Practice Implementation Benefit
Principle of least privilege Each role can only invoke the minimum models needed Prevents cost overrun and data exposure
Environment separation Developers cannot invoke Sonnet in production Staging mistakes do not hit production costs
Permission boundaries Teams cannot exceed their ceiling even with new roles Prevents privilege escalation via new role creation
SCPs at org level Only approved models and regions allowed Organization-wide guardrail that individual accounts cannot override
Time-limited credentials 1-hour tokens, 7-day refresh Limits blast radius of credential theft
Automated rotation 30-day API key rotation via Secrets Manager Reduces window of exposure for compromised keys
Continuous audit FMAccessAuditor queries CloudTrail hourly Detects anomalies before they become incidents
Policy validation IAM Access Analyzer checks before deployment Catches misconfigurations in CI/CD pipeline

9.2 Common Anti-Patterns to Avoid

Anti-Pattern Risk Correct Approach
bedrock:* in any Allow statement Allows all Bedrock actions including model deletion Specify exact actions: bedrock:InvokeModel
Resource: * for InvokeModel Allows invoking any model, including expensive ones Specify model ARNs explicitly
Long-lived IAM access keys Keys can be exfiltrated and used indefinitely Use temporary credentials via STS/Cognito
Same IAM role for all environments Dev mistakes affect production Separate roles per environment with tag conditions
No rate limiting on FM calls Runaway automation can consume entire budget Application-layer rate limits + WAF rate rules
Shared API keys across services Cannot attribute costs or detect specific compromises Per-service keys with Secrets Manager rotation

Key Takeaways

  1. Four layers of access control (SCPs, permission boundaries, IAM policies, application RBAC) ensure that no single misconfiguration grants unauthorized FM access.

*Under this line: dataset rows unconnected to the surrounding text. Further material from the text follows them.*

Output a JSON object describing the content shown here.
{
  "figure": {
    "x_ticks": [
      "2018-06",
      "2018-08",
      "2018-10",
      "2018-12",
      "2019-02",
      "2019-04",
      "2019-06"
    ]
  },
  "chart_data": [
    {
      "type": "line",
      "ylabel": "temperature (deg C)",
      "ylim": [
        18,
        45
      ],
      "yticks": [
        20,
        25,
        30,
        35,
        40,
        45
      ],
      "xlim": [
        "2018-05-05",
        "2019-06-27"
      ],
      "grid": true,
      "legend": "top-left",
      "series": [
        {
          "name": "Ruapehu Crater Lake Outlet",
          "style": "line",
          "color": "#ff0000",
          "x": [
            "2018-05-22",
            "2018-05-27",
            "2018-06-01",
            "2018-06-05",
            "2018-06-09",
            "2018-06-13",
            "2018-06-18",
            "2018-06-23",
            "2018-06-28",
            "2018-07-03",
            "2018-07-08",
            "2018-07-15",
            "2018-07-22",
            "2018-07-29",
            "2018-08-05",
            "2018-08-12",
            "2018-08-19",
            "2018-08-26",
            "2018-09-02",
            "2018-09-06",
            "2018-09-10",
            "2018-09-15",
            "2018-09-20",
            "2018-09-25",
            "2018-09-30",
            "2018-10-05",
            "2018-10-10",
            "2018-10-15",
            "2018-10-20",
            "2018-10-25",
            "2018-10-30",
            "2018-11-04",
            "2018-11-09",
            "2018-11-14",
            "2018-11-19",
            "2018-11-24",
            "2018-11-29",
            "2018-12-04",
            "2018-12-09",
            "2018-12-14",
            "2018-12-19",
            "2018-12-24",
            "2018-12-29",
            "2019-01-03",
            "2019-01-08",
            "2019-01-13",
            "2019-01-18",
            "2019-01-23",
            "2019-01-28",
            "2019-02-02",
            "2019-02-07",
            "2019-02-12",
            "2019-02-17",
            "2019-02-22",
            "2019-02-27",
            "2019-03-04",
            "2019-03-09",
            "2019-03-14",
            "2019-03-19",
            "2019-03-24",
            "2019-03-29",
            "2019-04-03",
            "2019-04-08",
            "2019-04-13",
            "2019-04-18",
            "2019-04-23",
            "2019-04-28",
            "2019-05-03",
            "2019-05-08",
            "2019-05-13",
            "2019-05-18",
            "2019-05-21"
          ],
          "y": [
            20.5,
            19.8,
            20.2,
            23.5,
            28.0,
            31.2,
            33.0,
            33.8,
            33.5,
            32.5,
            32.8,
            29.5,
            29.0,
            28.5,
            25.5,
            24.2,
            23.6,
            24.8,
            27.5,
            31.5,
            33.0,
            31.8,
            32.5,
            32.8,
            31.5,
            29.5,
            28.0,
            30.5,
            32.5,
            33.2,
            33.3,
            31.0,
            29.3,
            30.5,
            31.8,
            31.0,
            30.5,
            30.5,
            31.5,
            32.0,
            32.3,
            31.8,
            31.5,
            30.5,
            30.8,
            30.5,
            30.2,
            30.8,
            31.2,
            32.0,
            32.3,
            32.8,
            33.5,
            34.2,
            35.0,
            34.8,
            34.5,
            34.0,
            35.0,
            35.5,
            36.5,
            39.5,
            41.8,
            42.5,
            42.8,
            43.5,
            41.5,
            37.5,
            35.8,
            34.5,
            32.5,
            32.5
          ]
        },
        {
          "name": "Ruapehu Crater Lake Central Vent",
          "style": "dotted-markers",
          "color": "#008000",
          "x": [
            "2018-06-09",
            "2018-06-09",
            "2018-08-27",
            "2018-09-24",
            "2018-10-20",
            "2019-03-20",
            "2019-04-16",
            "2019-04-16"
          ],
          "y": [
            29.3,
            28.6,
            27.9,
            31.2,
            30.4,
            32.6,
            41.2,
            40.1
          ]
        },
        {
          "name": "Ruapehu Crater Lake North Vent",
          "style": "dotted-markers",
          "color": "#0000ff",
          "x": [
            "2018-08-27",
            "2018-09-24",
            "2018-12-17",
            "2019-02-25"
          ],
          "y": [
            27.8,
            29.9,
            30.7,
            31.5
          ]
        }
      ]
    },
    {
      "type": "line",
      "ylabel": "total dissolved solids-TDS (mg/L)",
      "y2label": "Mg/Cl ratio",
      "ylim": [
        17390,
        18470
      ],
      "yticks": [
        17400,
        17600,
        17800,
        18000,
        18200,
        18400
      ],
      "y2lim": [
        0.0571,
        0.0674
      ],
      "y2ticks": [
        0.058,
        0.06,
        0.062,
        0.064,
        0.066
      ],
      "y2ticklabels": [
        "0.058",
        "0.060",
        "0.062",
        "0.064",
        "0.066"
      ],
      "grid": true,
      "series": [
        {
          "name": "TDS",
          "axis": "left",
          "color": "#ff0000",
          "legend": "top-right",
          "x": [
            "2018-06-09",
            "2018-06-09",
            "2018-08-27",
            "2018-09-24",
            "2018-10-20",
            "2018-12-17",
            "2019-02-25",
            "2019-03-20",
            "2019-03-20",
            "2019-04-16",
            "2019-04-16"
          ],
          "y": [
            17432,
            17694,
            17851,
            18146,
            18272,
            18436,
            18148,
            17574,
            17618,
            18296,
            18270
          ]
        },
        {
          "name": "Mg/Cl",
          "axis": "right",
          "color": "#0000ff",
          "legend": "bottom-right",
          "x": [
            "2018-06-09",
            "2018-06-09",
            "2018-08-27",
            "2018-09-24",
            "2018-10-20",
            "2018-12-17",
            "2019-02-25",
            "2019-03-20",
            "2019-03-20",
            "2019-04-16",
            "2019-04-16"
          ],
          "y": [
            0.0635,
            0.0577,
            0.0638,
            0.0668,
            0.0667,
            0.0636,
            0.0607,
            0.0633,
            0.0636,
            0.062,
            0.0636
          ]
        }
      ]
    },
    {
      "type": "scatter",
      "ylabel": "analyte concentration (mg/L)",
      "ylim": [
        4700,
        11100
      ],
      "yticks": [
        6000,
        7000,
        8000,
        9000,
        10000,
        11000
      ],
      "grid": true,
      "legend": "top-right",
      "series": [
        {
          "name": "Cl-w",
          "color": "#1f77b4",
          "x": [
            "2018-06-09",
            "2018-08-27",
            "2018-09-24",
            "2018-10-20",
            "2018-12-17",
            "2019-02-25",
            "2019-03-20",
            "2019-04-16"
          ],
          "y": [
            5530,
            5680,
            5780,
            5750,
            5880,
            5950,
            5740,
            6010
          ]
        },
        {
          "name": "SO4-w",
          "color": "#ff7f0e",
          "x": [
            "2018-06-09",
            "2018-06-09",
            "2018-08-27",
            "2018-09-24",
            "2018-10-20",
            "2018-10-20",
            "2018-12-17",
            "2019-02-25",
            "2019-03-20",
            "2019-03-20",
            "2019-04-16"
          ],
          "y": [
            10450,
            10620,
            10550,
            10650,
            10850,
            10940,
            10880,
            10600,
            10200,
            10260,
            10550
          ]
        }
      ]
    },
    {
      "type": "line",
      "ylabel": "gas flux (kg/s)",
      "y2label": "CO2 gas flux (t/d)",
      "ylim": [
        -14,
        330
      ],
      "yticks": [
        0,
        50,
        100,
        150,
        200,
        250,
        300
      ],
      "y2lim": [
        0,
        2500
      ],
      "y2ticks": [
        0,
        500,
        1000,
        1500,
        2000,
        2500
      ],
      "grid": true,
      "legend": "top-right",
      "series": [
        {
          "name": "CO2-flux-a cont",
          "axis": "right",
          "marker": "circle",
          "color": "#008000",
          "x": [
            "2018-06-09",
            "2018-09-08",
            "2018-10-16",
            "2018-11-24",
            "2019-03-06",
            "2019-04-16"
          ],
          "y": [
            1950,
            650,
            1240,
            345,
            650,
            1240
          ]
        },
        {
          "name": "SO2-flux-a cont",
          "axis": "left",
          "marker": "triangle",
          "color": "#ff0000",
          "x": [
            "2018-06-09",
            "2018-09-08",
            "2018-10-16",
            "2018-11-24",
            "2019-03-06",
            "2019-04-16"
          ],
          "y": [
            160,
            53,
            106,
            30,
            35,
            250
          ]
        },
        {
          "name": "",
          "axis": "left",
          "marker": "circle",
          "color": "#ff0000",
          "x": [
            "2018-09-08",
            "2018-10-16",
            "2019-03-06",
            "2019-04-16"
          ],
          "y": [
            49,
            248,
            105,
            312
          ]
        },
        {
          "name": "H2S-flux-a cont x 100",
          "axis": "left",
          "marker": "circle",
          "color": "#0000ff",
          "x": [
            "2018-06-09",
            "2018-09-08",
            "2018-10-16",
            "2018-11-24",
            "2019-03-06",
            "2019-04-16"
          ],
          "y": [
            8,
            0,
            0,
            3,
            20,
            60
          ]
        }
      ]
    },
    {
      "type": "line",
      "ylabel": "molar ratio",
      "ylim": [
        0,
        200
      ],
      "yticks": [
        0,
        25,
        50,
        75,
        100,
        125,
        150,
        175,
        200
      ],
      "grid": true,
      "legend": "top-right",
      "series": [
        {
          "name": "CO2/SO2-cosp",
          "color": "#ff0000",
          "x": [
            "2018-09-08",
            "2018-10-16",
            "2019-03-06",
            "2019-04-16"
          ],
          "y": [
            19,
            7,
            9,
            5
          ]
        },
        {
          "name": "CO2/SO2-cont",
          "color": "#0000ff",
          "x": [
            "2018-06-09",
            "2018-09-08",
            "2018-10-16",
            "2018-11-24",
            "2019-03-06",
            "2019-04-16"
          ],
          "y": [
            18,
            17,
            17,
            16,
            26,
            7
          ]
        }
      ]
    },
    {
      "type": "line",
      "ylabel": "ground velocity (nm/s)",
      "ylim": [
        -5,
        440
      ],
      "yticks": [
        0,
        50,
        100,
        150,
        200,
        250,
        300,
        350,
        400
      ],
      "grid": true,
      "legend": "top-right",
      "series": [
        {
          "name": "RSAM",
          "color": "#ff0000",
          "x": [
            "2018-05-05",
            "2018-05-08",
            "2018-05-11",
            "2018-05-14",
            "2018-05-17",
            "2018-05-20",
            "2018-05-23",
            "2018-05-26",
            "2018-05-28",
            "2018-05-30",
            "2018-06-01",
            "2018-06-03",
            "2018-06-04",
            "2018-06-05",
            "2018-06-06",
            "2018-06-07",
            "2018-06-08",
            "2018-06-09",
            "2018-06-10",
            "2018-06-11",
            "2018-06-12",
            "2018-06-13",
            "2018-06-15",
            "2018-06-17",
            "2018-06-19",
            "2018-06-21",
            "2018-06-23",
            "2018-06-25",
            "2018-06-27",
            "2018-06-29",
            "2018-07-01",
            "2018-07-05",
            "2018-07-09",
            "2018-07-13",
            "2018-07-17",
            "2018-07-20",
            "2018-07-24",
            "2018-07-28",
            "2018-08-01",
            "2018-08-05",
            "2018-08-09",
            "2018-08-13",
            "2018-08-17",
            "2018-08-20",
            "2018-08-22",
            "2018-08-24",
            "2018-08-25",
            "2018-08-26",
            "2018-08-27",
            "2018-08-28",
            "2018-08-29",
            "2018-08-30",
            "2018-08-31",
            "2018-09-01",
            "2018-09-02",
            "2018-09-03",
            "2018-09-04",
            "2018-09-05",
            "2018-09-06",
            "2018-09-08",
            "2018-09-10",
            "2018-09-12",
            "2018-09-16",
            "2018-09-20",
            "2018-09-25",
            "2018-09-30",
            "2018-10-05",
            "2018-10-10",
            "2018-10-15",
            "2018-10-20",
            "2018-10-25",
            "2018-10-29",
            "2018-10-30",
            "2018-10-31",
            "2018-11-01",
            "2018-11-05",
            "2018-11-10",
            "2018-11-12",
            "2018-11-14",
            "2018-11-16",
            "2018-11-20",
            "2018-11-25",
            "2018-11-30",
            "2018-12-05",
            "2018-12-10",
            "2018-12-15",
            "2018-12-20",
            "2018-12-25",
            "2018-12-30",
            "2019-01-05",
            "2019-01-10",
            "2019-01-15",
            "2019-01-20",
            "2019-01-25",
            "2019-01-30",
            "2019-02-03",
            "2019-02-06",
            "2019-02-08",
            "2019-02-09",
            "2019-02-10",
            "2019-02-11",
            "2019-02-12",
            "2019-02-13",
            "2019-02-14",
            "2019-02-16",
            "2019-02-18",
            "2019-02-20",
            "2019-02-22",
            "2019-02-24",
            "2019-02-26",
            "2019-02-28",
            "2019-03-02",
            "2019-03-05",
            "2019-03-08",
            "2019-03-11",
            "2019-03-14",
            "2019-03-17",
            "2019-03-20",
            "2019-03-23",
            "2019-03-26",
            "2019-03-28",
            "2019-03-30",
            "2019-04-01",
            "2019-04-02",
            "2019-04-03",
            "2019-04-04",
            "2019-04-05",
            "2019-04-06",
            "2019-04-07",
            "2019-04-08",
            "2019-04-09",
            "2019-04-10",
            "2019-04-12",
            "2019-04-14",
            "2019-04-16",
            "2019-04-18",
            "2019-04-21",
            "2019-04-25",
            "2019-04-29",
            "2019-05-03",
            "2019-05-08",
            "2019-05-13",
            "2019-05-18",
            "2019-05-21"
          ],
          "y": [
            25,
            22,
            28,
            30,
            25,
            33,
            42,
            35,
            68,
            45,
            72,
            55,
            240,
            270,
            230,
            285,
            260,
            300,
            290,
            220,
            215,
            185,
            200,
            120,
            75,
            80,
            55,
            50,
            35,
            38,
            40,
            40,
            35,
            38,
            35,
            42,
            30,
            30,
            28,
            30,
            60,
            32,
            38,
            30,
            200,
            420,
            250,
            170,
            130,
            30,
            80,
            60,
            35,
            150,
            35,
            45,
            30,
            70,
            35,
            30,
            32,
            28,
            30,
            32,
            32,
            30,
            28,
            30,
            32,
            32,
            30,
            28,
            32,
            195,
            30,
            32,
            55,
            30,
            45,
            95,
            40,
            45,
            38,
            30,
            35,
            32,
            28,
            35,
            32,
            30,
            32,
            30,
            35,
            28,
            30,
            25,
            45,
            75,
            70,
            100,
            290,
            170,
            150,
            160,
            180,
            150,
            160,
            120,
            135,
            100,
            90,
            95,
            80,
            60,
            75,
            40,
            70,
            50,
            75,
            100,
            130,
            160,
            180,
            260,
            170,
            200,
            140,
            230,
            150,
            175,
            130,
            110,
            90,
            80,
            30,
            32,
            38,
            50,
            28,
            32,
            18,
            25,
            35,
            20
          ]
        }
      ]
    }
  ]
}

  2. Permission boundaries are the most underused but most powerful tool: they set an absolute ceiling that cannot be exceeded even by creating new roles with broader policies.

  3. API key rotation through Secrets Manager with a dual-key window enables zero-downtime credential rotation, critical for a 24/7 chatbot serving 1M messages/day.

  4. The FM Access Auditor provides continuous compliance monitoring, detecting anomalies like off-hours access, rate spikes, and unauthorized model access attempts before they become incidents.

  5. Policy validation in CI/CD using IAM Access Analyzer catches overly permissive policies before they reach production, shifting security left in the development lifecycle.